Sun.o’s recent fundraise aims to “pull forward the future of music” they envision by investing in:

  • Model Training While music models may not require the same scale as the largest text models, they demand immense care, specialized data, and ongoing research, making training expensive [00:35:11, 00:36:02].
  • Research and Development Especially in figuring out the “right way to model music,” which is still an open question compared to text [00:35:31, 00:35:44].
  • Talent Acquisition Hiring the best people to achieve their vision [00:36:16].

The ultimate goal for Sun.o is not just to create indistinguishable pop songs, but to enable deeper, more intuitive, and enjoyable experiences for the average person [00:37:37, 00:40:54]. This includes developing new interactive ways for people to engage with music, such as a Vision Pro app that allows users to “play air guitar with a band” or “conduct a symphony” [00:38:20, 00:39:03].

IP and Partnerships

The music industry is still early in forming IP partnerships for AI [00:41:44]. Sun.o prefers to work with the industry rather than against it [00:42:05]. The company has deliberately avoided creating “new songs by famous artists” without express consent, viewing such viral moments as fleeting “flash in the pan” attractions rather than the true future of music creation [00:42:12, 00:43:39]. Instead, the focus remains on empowering users to create music relevant to their own lives and experiences [00:43:29].
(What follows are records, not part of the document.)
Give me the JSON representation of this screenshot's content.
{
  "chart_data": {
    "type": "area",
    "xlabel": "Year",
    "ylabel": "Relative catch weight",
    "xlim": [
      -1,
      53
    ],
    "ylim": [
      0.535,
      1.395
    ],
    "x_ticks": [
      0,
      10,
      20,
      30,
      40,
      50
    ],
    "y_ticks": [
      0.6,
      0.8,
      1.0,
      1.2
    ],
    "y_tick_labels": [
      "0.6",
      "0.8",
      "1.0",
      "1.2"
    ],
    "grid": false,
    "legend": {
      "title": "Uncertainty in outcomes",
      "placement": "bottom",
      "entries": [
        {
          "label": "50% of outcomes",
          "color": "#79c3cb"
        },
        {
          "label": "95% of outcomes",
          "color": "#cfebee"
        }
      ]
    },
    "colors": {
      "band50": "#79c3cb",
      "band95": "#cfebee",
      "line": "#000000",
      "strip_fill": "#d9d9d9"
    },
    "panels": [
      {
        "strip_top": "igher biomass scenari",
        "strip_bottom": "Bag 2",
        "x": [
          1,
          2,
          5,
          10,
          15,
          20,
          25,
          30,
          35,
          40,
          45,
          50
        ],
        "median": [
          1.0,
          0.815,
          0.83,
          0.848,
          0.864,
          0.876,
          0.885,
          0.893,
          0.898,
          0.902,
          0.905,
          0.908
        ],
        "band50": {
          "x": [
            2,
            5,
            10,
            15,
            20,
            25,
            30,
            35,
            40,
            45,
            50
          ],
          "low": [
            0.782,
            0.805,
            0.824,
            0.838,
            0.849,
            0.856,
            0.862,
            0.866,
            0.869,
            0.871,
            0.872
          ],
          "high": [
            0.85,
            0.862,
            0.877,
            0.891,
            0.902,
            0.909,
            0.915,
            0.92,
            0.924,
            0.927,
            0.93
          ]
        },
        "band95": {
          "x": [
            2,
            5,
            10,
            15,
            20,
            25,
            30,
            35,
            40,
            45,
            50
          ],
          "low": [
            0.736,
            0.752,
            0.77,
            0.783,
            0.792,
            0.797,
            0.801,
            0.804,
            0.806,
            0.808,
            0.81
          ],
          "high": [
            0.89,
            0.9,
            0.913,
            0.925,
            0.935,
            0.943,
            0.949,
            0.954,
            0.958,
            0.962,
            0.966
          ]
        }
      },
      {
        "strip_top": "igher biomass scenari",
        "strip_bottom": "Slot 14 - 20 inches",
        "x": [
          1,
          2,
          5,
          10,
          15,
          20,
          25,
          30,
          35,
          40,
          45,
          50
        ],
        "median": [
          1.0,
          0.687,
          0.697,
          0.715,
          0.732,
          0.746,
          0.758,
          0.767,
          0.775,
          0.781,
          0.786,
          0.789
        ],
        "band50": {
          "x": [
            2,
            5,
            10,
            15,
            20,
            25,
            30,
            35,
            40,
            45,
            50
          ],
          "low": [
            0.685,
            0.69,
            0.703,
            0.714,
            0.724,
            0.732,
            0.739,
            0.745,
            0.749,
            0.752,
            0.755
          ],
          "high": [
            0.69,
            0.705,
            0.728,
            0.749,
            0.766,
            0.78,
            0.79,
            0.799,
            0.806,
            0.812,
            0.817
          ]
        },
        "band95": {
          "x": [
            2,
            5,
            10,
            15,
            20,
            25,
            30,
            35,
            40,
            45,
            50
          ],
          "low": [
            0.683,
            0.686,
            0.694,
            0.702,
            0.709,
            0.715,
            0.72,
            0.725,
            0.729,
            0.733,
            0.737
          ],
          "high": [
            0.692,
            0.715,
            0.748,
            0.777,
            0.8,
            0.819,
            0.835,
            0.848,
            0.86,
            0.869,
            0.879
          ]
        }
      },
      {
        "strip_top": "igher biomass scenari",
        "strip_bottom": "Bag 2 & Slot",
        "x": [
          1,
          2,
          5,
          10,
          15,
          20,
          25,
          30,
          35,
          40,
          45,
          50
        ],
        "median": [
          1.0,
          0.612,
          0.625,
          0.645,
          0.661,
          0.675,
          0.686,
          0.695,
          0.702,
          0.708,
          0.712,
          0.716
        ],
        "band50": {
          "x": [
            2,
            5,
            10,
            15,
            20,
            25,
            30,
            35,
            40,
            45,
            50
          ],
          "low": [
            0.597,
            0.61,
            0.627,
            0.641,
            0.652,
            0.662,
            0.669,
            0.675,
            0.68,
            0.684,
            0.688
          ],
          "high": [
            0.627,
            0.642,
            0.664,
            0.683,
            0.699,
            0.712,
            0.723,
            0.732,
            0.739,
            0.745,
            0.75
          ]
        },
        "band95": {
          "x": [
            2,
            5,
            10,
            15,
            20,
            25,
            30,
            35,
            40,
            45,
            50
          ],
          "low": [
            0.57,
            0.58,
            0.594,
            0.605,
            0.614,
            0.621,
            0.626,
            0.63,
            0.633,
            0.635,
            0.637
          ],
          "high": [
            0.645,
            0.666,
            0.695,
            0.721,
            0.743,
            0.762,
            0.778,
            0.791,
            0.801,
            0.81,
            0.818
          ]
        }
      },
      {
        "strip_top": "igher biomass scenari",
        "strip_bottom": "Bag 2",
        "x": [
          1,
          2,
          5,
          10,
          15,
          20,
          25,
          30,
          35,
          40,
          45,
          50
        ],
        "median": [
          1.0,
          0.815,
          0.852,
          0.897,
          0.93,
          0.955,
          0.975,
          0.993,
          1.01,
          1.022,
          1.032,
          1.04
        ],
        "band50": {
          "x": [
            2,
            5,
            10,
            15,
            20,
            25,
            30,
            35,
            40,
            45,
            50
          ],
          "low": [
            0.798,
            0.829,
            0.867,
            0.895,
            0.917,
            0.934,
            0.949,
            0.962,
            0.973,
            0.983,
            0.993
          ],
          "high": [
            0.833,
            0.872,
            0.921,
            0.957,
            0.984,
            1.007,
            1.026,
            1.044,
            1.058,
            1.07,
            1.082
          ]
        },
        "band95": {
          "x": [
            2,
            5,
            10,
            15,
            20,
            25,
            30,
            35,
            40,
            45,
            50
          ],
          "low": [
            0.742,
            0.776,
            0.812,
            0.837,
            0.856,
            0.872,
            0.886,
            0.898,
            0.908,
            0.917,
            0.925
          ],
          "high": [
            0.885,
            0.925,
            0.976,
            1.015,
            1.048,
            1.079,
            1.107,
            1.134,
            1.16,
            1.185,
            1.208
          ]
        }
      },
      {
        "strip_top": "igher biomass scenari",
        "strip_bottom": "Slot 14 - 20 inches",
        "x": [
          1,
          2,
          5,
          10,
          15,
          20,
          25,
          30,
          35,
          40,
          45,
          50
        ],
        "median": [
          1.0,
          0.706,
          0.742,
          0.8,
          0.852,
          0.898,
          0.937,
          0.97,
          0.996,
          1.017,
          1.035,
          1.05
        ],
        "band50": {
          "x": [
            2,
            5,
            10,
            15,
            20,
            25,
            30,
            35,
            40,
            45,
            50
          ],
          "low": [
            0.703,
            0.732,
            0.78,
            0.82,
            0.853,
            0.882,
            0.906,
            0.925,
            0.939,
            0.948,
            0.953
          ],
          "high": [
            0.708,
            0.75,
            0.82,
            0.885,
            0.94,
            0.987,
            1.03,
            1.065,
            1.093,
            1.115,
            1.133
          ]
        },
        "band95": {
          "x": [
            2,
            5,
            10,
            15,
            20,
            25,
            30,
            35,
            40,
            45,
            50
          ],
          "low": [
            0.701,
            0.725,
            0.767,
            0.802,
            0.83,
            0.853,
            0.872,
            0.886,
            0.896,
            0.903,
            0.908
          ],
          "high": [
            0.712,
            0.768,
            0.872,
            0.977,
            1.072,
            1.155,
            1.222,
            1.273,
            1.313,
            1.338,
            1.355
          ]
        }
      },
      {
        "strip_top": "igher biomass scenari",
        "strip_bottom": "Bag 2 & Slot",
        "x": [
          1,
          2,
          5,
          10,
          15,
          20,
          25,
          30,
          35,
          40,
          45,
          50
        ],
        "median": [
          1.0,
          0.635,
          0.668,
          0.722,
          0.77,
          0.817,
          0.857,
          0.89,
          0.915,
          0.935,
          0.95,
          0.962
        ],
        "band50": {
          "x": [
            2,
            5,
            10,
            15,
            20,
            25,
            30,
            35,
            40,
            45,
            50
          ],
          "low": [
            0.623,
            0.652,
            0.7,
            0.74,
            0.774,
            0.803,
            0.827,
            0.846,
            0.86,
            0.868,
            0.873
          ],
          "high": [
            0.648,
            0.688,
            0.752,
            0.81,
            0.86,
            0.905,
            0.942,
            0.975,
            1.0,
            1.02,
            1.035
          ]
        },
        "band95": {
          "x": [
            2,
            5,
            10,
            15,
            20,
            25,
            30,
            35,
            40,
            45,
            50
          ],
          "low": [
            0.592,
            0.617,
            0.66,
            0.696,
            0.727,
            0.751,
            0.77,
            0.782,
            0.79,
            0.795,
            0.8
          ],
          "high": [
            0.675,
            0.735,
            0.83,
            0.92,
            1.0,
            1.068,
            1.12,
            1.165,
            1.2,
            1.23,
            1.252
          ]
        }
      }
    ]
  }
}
Lessons from Building Sun.o

  • User Pride Allowing users to easily share their creations and feel proud of their work (e.g., adding their names to song titles on trending pages) has been surprisingly successful [00:47:26, 00:48:00].
  • Hardware Ownership Initial attempts to own GPU hardware proved impractical due to the scale required [00:48:18].
  • Platform Choice Initially believing Discord would be a long-term home for the product, Sun.o found that a dedicated web app quickly surpassed Discord usage for a more “pleasant” and “all-encompassing music experience” [00:48:41, 00:49:10, 00:49:23].
  • Community Engagement The large and engaged Discord community, despite its noise, remains an invaluable resource for implicit and explicit product feedback and evolution [00:50:05, 00:50:18].
  • Open Source vs. Closed Source AI While open source software is lauded, open source AI faces challenges in AI product development for music due to high compute costs for state-of-the-art models and a less clear business model [00:46:21, 00:46:51]. This creates a dynamic where financially resourced entities like Meta produce leading open-source models [00:46:44].
  • Underhyped Areas Music is considered an underhyped area in AI, and more broadly, as a part of people’s lives [00:47:07].
  • Future Applications Beyond music, AI in physical hardware, especially for smart home infrastructure (like voice-controlled plumbing systems), presents significant untapped potential for intuitive interaction and improvement [00:31:17, 00:31:25, 00:31:46].

Sun.o continues to hire for roles, particularly on the East Coast (New York, Cambridge, Massachusetts) and remotely, and welcomes ideas for the future of music from all levels of expertise [00:52:34, 00:52:50].